И ты стремишься ввысь, где солнце вечно,
Где неизменен гордый сон снегов,
Откуда в дол спадают бесконечно
Ручьи алмазов, струи жемчугов.
Юдоль земная пройдена. Беспечно
Свершай свой путь средь молний и громов.
Ездок отважный! Слушай вихрей рев,
Внимай с улыбкой гневам бури встречной!
Еще грозят зазубрины высот,
Расщелины, где тучи спят. Но вот
Яснеет глубь в уступах синих бора.
Назад не обращай тревожно взора
И с жадной жаждой новой высоты
Неутомимо правь конем, – и скоро
У ног своих весь мир увидишь ты!
Обращаю внимание читателя, что этот сонет с кодою является акростихом.

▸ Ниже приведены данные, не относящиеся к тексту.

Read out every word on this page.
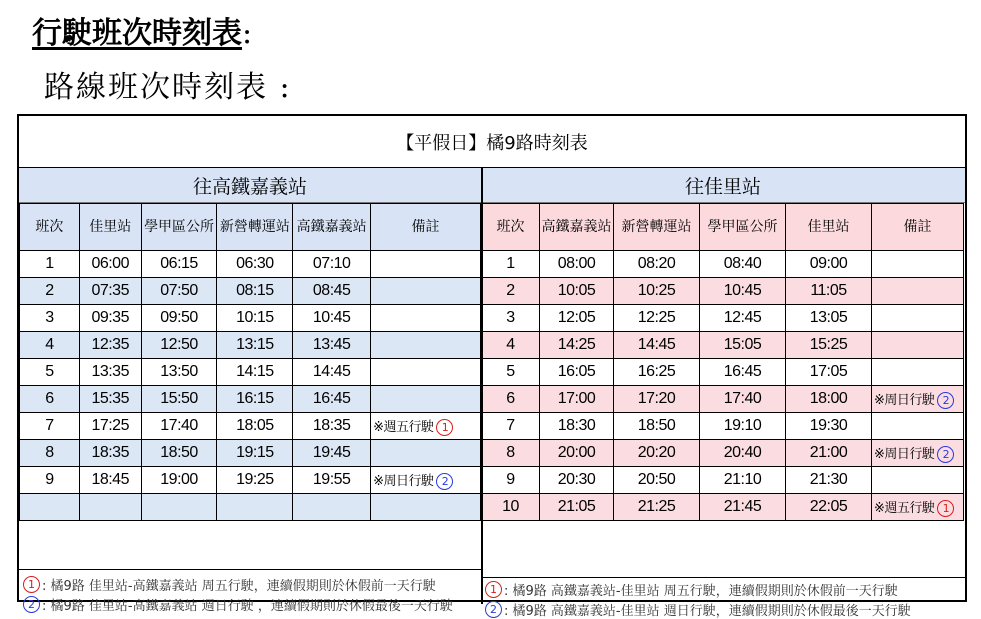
行駛班次時刻表:
路線班次時刻表 :
【平假日】橘9路時刻表
往高鐵嘉義站
班次	佳里站	學甲區公所	新營轉運站	高鐵嘉義站	備註
1	06:00	06:15	06:30	07:10	
2	07:35	07:50	08:15	08:45	
3	09:35	09:50	10:15	10:45	
4	12:35	12:50	13:15	13:45	
5	13:35	13:50	14:15	14:45	
6	15:35	15:50	16:15	16:45	
7	17:25	17:40	18:05	18:35	※週五行駛 1
8	18:35	18:50	19:15	19:45	
9	18:45	19:00	19:25	19:55	※周日行駛 2

1 : 橘9路 佳里站-高鐵嘉義站 周五行駛，連續假期則於休假前一天行駛
2 : 橘9路 佳里站-高鐵嘉義站 週日行駛 ，連續假期則於休假最後一天行駛
往佳里站
班次	高鐵嘉義站	新營轉運站	學甲區公所	佳里站	備註
1	08:00	08:20	08:40	09:00	
2	10:05	10:25	10:45	11:05	
3	12:05	12:25	12:45	13:05	
4	14:25	14:45	15:05	15:25	
5	16:05	16:25	16:45	17:05	
6	17:00	17:20	17:40	18:00	※周日行駛 2
7	18:30	18:50	19:10	19:30	
8	20:00	20:20	20:40	21:00	※周日行駛 2
9	20:30	20:50	21:10	21:30	
10	21:05	21:25	21:45	22:05	※週五行駛 1
1 : 橘9路 高鐵嘉義站-佳里站 周五行駛，連續假期則於休假前一天行駛
2 : 橘9路 高鐵嘉義站-佳里站 週日行駛，連續假期則於休假最後一天行駛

Наконец, в 1912 г. я познакомился с Федором Кузьмичем Сологубом, представившим меня петербургскому литературному миру на специальном вечере в своем салоне на Разъезжей. Он написал мне восторженный триолет («Восходит новая звезда…») и не менее восторженное предисловие к моей первой книге – «Громокипящий кубок».

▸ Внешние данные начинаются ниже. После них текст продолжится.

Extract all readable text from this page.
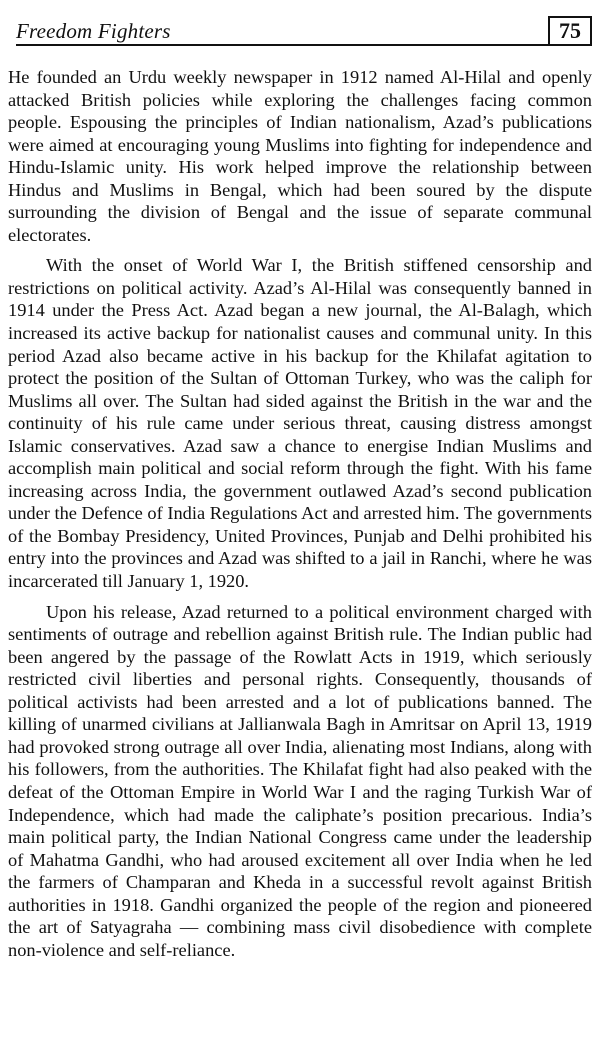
Freedom Fighters	75

He founded an Urdu weekly newspaper in 1912 named Al-Hilal and openly attacked British policies while exploring the challenges facing common people. Espousing the principles of Indian nationalism, Azad’s publications were aimed at encouraging young Muslims into fighting for independence and Hindu-Islamic unity. His work helped improve the relationship between Hindus and Muslims in Bengal, which had been soured by the dispute surrounding the division of Bengal and the issue of separate communal electorates.

With the onset of World War I, the British stiffened censorship and restrictions on political activity. Azad’s Al-Hilal was consequently banned in 1914 under the Press Act. Azad began a new journal, the Al-Balagh, which increased its active backup for nationalist causes and communal unity. In this period Azad also became active in his backup for the Khilafat agitation to protect the position of the Sultan of Ottoman Turkey, who was the caliph for Muslims all over. The Sultan had sided against the British in the war and the continuity of his rule came under serious threat, causing distress amongst Islamic conservatives. Azad saw a chance to energise Indian Muslims and accomplish main political and social reform through the fight. With his fame increasing across India, the government outlawed Azad’s second publication under the Defence of India Regulations Act and arrested him. The governments of the Bombay Presidency, United Provinces, Punjab and Delhi prohibited his entry into the provinces and Azad was shifted to a jail in Ranchi, where he was incarcerated till January 1, 1920.

Upon his release, Azad returned to a political environment charged with sentiments of outrage and rebellion against British rule. The Indian public had been angered by the passage of the Rowlatt Acts in 1919, which seriously restricted civil liberties and personal rights. Consequently, thousands of political activists had been arrested and a lot of publications banned. The killing of unarmed civilians at Jallianwala Bagh in Amritsar on April 13, 1919 had provoked strong outrage all over India, alienating most Indians, along with his followers, from the authorities. The Khilafat fight had also peaked with the defeat of the Ottoman Empire in World War I and the raging Turkish War of Independence, which had made the caliphate’s position precarious. India’s main political party, the Indian National Congress came under the leadership of Mahatma Gandhi, who had aroused excitement all over India when he led the farmers of Champaran and Kheda in a successful revolt against British authorities in 1918. Gandhi organized the people of the region and pioneered the art of Satyagraha — combining mass civil disobedience with complete non-violence and self-reliance.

Таким образом, привеченный тремя большими поэтами, возник четвертый, который пишет теперь эту статью, «беспечно путь свершая», и подписывается под нею своим именем.
1924
Озеро Uljaste
Салон Сологуба
1
Когда я познакомился в октябре 1912 года с Сологубом, – об этом достаточно подробно рассказано в моем романе «Колокола собора чувств», – он жил на Разъезжей улице в бельэтаже, где изредка давал многолюдные вечера, на которых можно было встретить многих видных представителей литературно-театрального Петербурга. Собирались обыкновенно поздно: часам к десяти-одиннадцати и засиживались до четырех-пяти утра. Люди же более близкие, случалось, встречали в столовой, за утренним чаем, и запоздалый зимний рассвет.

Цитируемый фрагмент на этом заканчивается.